EASY MONEY Excerpt


  Chapter One


        Jay lived with her father in a Victorian duplex with a slanting wood porch, its slats cracked and rotting at the edges.  She loved its quirks.  The windows hung loosely in the casing and had to be jostled open on disintegrating ropes.  But no amount of force could turn off the bathroom spigots, and the dripping created rust spots on the porcelain.  Sharp edges of glass had slipped loose from the lead casing of the stained-glass windows by the fireplace.  In winter they taped plastic over them.
        From her room in the basement, she could hear the clanging of the pipes and the wheezes and sighs of the old furnace that circulated heat through the house.  A newcomer might have heard in these sounds the comings and goings of ghosts, but to her they were comforting.
        One day in late November, she came home from school and found her father in the living room with the television on and the shades pulled.  He was curled up in the yard-sale couch, shaped like the top part of a question mark.
        Her father hated the dark.  He hated television.  So when she found him like that, she knew something was wrong.
        “How'd the market close?" she asked.  The East Coast market closed at two, mountain time, and he was usually home when she got back from school.
        “Up twenty," he said, and picked at the couch fabric, shredded by a former owner's cats.
        Good news for most, but not her father.  "I guess I don't need to ask how your day went."  She threw her books on the industrial spool they used as a coffee table.
        “I looked for a job," she said cheerfully, though she knew, when he was in his moods, how grating good cheer could be.
        He sat up.  He was a large man with a strong jaw and a prominent nose.  Many people thought he was handsome, though he was not among them.  "You don't need a job."
        “I could use some extra money," she said.
        “All I need is one big hit, and we'll have all the money we need.  I'm so close.  I know what I did wrong today," he said, regaining his energy.  "The market was looking toppy, so I went in and shorted it and the sucker took off like a rocket.  I never should have paid that much attention to the trade figures."
        She was more interested in the household figures.  She paid the bills.  She talked to the collectors.  But if there was one thing her father insisted on, it was this:  they were not poor.  They were without money, and the difference was enormous:  the difference was hope.  As far as she was concerned, hope was overrated.
        “I'm on the verge of making this thing work," her father said.  "Just wait until the summer."
        “I want a job now."
        “Are you worried I won't provide for you?  Here."  He took out his wallet and handed her a twenty.  "Go buy yourself an outfit."

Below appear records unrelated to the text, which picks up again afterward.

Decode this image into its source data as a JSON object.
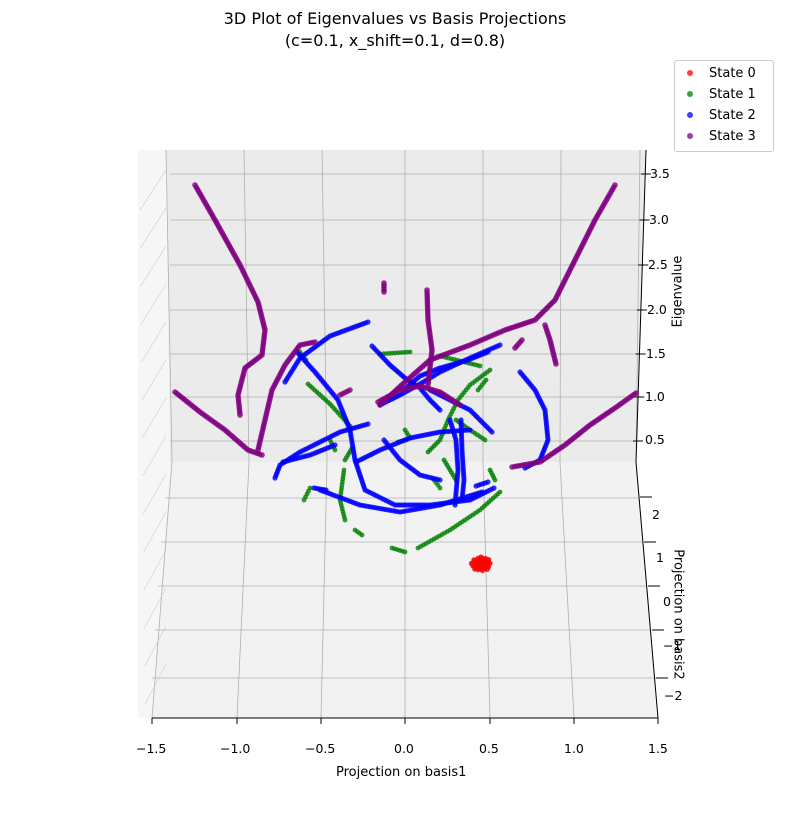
{
  "chart_data": {
    "type": "scatter",
    "projection": "3d",
    "title_line1": "3D Plot of Eigenvalues vs Basis Projections",
    "title_line2": "(c=0.1, x_shift=0.1, d=0.8)",
    "xlabel": "Projection on basis1",
    "ylabel": "Projection on basis2",
    "zlabel": "Eigenvalue",
    "xlim": [
      -1.5,
      1.5
    ],
    "ylim": [
      -2.5,
      2.5
    ],
    "zlim": [
      0.0,
      3.7
    ],
    "xticks": [
      "−1.5",
      "−1.0",
      "−0.5",
      "0.0",
      "0.5",
      "1.0",
      "1.5"
    ],
    "yticks": [
      "−2",
      "−1",
      "0",
      "1",
      "2"
    ],
    "zticks": [
      "0.5",
      "1.0",
      "1.5",
      "2.0",
      "2.5",
      "3.0",
      "3.5"
    ],
    "legend_position": "top-right",
    "series": [
      {
        "name": "State 0",
        "color": "#ff0000",
        "description": "tight cluster near x=0.45, y=0.2, z=0.1"
      },
      {
        "name": "State 1",
        "color": "#008000",
        "description": "ring of short arcs around origin, eigenvalue ~0.5-1.2"
      },
      {
        "name": "State 2",
        "color": "#0000ff",
        "description": "looping arcs around origin, eigenvalue ~0.6-2.0"
      },
      {
        "name": "State 3",
        "color": "#800080",
        "description": "four long outer branches rising to eigenvalue ~3.5"
      }
    ]
  }
}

        If he only knew what twenty dollars would buy, she thought.
        “This has nothing to do with you," she said, returning the money.  "I just want a job, okay?"
        “You won't have enough time for your homework."

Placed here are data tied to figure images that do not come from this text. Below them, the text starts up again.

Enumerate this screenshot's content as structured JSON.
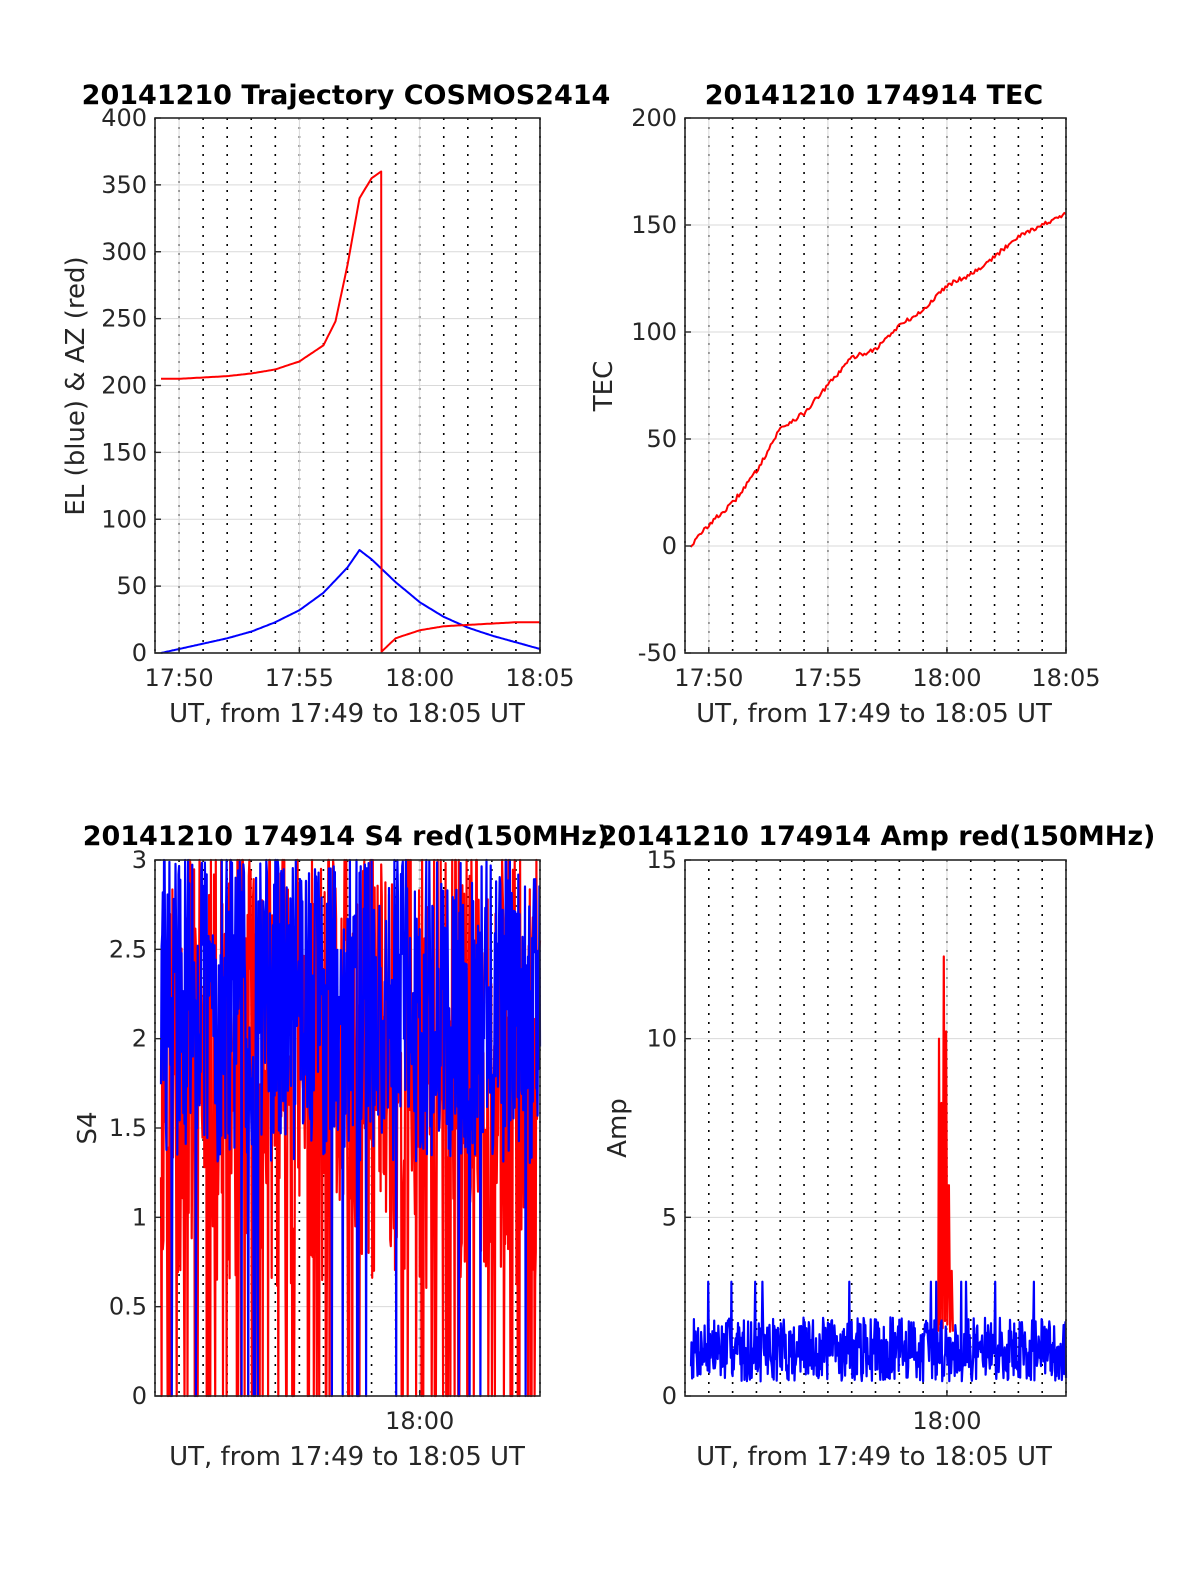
{
  "figure": {
    "background": "#ffffff"
  },
  "colors": {
    "red": "#ff0000",
    "blue": "#0000ff",
    "grid": "#d9d9d9",
    "axis": "#262626"
  },
  "chart_data": [
    {
      "id": "traj",
      "type": "line",
      "title": "20141210 Trajectory COSMOS2414",
      "xlabel": "UT, from 17:49 to 18:05 UT",
      "ylabel": "EL (blue) & AZ (red)",
      "xlim": [
        "17:49",
        "18:05"
      ],
      "ylim": [
        0,
        400
      ],
      "xticks": [
        "17:50",
        "17:55",
        "18:00",
        "18:05"
      ],
      "yticks": [
        0,
        50,
        100,
        150,
        200,
        250,
        300,
        350,
        400
      ],
      "grid": true,
      "series": [
        {
          "color": "#0000ff",
          "points": [
            [
              "17:49:15",
              0
            ],
            [
              "17:50:00",
              3
            ],
            [
              "17:51:00",
              7
            ],
            [
              "17:52:00",
              11
            ],
            [
              "17:53:00",
              16
            ],
            [
              "17:54:00",
              23
            ],
            [
              "17:55:00",
              32
            ],
            [
              "17:56:00",
              45
            ],
            [
              "17:57:00",
              64
            ],
            [
              "17:57:30",
              77
            ],
            [
              "17:58:00",
              70
            ],
            [
              "17:59:00",
              53
            ],
            [
              "18:00:00",
              38
            ],
            [
              "18:01:00",
              27
            ],
            [
              "18:02:00",
              19
            ],
            [
              "18:03:00",
              13
            ],
            [
              "18:04:00",
              8
            ],
            [
              "18:05:00",
              3
            ]
          ]
        },
        {
          "color": "#ff0000",
          "points": [
            [
              "17:49:15",
              205
            ],
            [
              "17:50:00",
              205
            ],
            [
              "17:51:00",
              206
            ],
            [
              "17:52:00",
              207
            ],
            [
              "17:53:00",
              209
            ],
            [
              "17:54:00",
              212
            ],
            [
              "17:55:00",
              218
            ],
            [
              "17:56:00",
              230
            ],
            [
              "17:56:30",
              248
            ],
            [
              "17:57:00",
              290
            ],
            [
              "17:57:30",
              340
            ],
            [
              "17:58:00",
              355
            ],
            [
              "17:58:24",
              360
            ],
            [
              "17:58:25",
              1
            ],
            [
              "17:59:00",
              11
            ],
            [
              "18:00:00",
              17
            ],
            [
              "18:01:00",
              20
            ],
            [
              "18:02:00",
              21
            ],
            [
              "18:03:00",
              22
            ],
            [
              "18:04:00",
              23
            ],
            [
              "18:05:00",
              23
            ]
          ]
        }
      ]
    },
    {
      "id": "tec",
      "type": "line",
      "title": "20141210 174914 TEC",
      "xlabel": "UT, from 17:49 to 18:05 UT",
      "ylabel": "TEC",
      "xlim": [
        "17:49",
        "18:05"
      ],
      "ylim": [
        -50,
        200
      ],
      "xticks": [
        "17:50",
        "17:55",
        "18:00",
        "18:05"
      ],
      "yticks": [
        -50,
        0,
        50,
        100,
        150,
        200
      ],
      "grid": true,
      "series": [
        {
          "color": "#ff0000",
          "points": [
            [
              "17:49:14",
              0
            ],
            [
              "17:50:00",
              10
            ],
            [
              "17:51:00",
              20
            ],
            [
              "17:52:00",
              35
            ],
            [
              "17:53:00",
              55
            ],
            [
              "17:54:00",
              62
            ],
            [
              "17:55:00",
              75
            ],
            [
              "17:56:00",
              88
            ],
            [
              "17:57:00",
              92
            ],
            [
              "17:58:00",
              103
            ],
            [
              "17:59:00",
              110
            ],
            [
              "18:00:00",
              122
            ],
            [
              "18:01:00",
              127
            ],
            [
              "18:02:00",
              135
            ],
            [
              "18:03:00",
              145
            ],
            [
              "18:04:00",
              150
            ],
            [
              "18:05:00",
              155
            ]
          ]
        }
      ]
    },
    {
      "id": "s4",
      "type": "line",
      "title": "20141210 174914 S4 red(150MHz)",
      "xlabel": "UT, from 17:49 to 18:05 UT",
      "ylabel": "S4",
      "xlim": [
        "17:49",
        "18:05"
      ],
      "ylim": [
        0,
        3
      ],
      "xticks": [
        "18:00"
      ],
      "yticks": [
        0,
        0.5,
        1,
        1.5,
        2,
        2.5,
        3
      ],
      "yticklabels": [
        "0",
        "0.5",
        "1",
        "1.5",
        "2",
        "2.5",
        "3"
      ],
      "grid": true,
      "series": [
        {
          "color": "#ff0000",
          "noise": {
            "seed": 11,
            "center": 1.9,
            "spread": 1.3,
            "dipProb": 0.12,
            "dipTo": 0
          }
        },
        {
          "color": "#0000ff",
          "noise": {
            "seed": 29,
            "center": 2.2,
            "spread": 0.9,
            "dipProb": 0.02,
            "dipTo": 0
          }
        }
      ]
    },
    {
      "id": "amp",
      "type": "line",
      "title": "20141210 174914 Amp red(150MHz)",
      "xlabel": "UT, from 17:49 to 18:05 UT",
      "ylabel": "Amp",
      "xlim": [
        "17:49",
        "18:05"
      ],
      "ylim": [
        0,
        15
      ],
      "xticks": [
        "18:00"
      ],
      "yticks": [
        0,
        5,
        10,
        15
      ],
      "grid": true,
      "series": [
        {
          "color": "#ff0000",
          "points": [
            [
              "17:59:38",
              1.8
            ],
            [
              "17:59:40",
              10.0
            ],
            [
              "17:59:43",
              2.0
            ],
            [
              "17:59:46",
              8.2
            ],
            [
              "17:59:49",
              1.9
            ],
            [
              "17:59:52",
              12.3
            ],
            [
              "17:59:55",
              2.1
            ],
            [
              "17:59:58",
              10.2
            ],
            [
              "18:00:01",
              2.0
            ],
            [
              "18:00:05",
              5.9
            ],
            [
              "18:00:08",
              1.8
            ],
            [
              "18:00:12",
              3.5
            ],
            [
              "18:00:15",
              1.8
            ]
          ]
        },
        {
          "color": "#0000ff",
          "noise": {
            "seed": 7,
            "center": 1.3,
            "spread": 0.9,
            "spikeProb": 0.015,
            "spikeTo": 3.2
          }
        }
      ]
    }
  ]
}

        “I'm bored to death at school.  Stores are hiring Christmas help now."
        “Jaybird, you don't need to work.  I'm going to make more money than you ever dreamed of.  You'll be able to have anything you want.  A Jaguar.  Would you like that?  Jay's Jag.  Has a nice ring to it, doesn't it?"

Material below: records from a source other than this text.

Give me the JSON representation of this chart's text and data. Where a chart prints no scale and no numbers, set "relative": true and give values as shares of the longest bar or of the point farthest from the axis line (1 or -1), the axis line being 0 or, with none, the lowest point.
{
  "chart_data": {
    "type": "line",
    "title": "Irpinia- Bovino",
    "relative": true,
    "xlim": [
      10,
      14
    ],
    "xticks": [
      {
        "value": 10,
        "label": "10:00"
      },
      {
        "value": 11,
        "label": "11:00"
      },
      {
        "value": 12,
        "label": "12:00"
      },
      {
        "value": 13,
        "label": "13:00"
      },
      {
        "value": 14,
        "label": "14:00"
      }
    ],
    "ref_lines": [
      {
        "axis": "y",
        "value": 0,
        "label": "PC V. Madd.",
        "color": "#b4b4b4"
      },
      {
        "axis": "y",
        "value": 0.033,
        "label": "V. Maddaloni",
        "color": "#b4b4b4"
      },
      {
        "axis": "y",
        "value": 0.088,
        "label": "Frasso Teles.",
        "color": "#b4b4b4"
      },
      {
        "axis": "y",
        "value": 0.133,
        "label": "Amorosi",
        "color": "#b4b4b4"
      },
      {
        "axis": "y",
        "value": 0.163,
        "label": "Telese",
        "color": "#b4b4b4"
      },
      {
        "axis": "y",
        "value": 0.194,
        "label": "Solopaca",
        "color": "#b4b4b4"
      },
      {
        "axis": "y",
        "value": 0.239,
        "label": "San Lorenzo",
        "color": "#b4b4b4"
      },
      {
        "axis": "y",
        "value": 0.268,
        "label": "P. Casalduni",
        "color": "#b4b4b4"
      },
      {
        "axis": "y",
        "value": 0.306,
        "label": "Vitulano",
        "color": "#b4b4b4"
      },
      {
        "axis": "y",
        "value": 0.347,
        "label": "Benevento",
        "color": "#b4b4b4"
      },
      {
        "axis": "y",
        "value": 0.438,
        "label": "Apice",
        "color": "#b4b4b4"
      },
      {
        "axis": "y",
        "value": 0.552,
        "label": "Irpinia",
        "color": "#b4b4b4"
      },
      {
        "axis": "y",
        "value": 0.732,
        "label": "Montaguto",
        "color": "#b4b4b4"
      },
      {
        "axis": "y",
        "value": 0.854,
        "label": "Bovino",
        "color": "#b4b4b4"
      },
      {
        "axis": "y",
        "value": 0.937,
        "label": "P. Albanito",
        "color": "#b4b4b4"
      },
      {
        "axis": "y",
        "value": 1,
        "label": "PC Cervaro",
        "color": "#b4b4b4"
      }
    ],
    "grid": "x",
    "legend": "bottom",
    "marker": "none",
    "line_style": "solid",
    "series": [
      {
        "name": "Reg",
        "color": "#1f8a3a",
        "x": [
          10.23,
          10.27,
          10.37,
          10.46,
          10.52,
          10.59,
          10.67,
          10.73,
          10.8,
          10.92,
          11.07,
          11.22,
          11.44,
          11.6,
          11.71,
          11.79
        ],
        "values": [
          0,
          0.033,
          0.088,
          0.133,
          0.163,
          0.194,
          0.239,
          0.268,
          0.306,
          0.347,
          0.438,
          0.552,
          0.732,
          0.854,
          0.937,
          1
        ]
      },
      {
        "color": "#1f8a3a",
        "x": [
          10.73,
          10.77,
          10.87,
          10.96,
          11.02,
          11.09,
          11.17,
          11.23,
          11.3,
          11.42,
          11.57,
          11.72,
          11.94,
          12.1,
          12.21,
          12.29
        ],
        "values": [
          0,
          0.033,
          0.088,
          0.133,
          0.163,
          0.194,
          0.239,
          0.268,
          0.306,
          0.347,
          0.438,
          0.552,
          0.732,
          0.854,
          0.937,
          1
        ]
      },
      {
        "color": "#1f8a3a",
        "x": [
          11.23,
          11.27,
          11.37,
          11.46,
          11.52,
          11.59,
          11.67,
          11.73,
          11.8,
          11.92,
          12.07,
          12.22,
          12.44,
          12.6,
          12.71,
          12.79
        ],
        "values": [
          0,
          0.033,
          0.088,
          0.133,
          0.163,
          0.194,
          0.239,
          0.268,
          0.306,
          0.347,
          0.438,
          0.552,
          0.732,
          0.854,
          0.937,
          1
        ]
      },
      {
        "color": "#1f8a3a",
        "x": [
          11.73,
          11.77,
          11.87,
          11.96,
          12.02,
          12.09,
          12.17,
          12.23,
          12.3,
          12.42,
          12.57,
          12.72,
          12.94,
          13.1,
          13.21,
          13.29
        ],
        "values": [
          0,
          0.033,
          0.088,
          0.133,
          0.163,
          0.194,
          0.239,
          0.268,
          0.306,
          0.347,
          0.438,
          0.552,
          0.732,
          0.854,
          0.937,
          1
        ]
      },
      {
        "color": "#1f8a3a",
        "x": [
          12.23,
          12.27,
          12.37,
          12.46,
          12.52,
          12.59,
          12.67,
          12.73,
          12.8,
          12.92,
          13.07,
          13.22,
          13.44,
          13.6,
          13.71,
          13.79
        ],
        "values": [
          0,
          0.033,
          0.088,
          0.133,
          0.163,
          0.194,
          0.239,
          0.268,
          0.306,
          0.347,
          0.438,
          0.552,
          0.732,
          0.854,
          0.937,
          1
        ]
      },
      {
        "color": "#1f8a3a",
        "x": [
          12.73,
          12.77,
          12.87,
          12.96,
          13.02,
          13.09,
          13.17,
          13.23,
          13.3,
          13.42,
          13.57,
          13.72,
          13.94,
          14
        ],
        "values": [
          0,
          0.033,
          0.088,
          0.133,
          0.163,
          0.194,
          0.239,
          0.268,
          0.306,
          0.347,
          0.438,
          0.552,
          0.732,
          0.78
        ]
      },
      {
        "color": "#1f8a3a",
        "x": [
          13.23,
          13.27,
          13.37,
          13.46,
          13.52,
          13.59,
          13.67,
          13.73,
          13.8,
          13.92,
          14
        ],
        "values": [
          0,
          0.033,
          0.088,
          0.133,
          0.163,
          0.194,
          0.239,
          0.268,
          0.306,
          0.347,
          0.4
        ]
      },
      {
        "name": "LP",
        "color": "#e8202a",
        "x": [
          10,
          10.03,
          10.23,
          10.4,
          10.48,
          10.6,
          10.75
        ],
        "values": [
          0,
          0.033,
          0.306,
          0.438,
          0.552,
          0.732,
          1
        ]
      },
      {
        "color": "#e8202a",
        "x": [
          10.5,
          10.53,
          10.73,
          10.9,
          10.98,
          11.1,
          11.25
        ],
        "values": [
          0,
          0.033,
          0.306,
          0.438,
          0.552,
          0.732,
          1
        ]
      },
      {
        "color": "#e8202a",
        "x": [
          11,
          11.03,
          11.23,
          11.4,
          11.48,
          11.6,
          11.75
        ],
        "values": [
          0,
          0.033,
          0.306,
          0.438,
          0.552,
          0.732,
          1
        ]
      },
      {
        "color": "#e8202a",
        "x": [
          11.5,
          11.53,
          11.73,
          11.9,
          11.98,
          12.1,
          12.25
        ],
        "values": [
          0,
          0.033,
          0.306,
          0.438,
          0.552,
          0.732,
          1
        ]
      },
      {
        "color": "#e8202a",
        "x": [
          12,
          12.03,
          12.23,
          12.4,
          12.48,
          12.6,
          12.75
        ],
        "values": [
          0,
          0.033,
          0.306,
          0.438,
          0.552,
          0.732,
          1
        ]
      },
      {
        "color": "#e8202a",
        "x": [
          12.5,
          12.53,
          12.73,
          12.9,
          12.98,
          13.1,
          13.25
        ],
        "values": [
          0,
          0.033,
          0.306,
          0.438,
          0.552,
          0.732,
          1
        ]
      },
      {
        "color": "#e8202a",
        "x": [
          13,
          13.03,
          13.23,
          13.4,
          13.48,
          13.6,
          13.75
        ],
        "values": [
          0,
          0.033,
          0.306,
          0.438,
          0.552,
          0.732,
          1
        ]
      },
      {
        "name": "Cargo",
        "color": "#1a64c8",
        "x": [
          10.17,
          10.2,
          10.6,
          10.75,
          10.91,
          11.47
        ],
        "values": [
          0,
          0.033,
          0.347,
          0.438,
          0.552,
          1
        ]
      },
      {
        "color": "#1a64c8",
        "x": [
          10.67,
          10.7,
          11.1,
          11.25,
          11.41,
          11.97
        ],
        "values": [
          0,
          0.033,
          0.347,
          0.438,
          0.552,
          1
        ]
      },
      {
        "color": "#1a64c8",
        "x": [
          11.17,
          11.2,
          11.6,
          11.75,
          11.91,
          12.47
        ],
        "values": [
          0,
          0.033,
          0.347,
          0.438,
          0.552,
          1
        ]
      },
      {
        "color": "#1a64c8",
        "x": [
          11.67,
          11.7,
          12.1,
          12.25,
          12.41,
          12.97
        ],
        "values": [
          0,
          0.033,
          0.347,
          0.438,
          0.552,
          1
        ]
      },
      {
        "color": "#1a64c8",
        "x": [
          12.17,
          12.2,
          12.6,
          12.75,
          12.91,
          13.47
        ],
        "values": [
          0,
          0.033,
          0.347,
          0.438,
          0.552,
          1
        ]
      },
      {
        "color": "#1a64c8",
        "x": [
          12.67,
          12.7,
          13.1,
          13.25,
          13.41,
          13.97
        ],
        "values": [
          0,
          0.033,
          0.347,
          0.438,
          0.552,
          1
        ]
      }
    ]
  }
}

        “Fine.  But in the meantime, I want to earn money for myself."  
        He slumped back on the couch, the green light from the television washing over his face.  "I haven't done well by you.  You know there's nothing in the world I want more than to buy you anything you want."
        “Dad, you're blowing this whole thing out of proportion.  All I want is a simple job."
        “I just want you to have a carefree childhood."
        “Nobody has a carefree childhood, Dad.  You know better than that."
        “You're really your dad's girl, aren't you?" he said, smiling, but the smile did not make it to his eyes.  He reached for her hand and held it.  "I want so much for you to be proud of me.  That's why I work so hard on this system."
        There it was again.  The fog.  That's what she called his spells.  The fog descends, the fog settles, the fog lifts—weather bulletins on his moods.
        One summer when she was seven, she was walking alone at the ocean's edge near a beach house they rented in North Carolina.  A fog blew in and she lost her bearings.  The horizon, the coastline, and the martin birdhouse beside the wooden walkway to the house were all hidden by the mist.  Everything familiar was gone.  Panicked, she at down in the shallow surf.  The ocean swirled around her and withdrew, leaving hollows in the sand where her body touched the beach.
        Just when she was sure no one would ever find her, she saw a smear of light through the fog—a blurry arc, colorless but luminescent, and as full of transitory surprise as a rainbow.  And she knew she would be all right.  That's what she looked for when her father was in the fog.
        Today, she saw no sign.
        “Forget it," she said.  "I won't look for a job."
        “If you want to…"
        “No.  It was just an idea I had."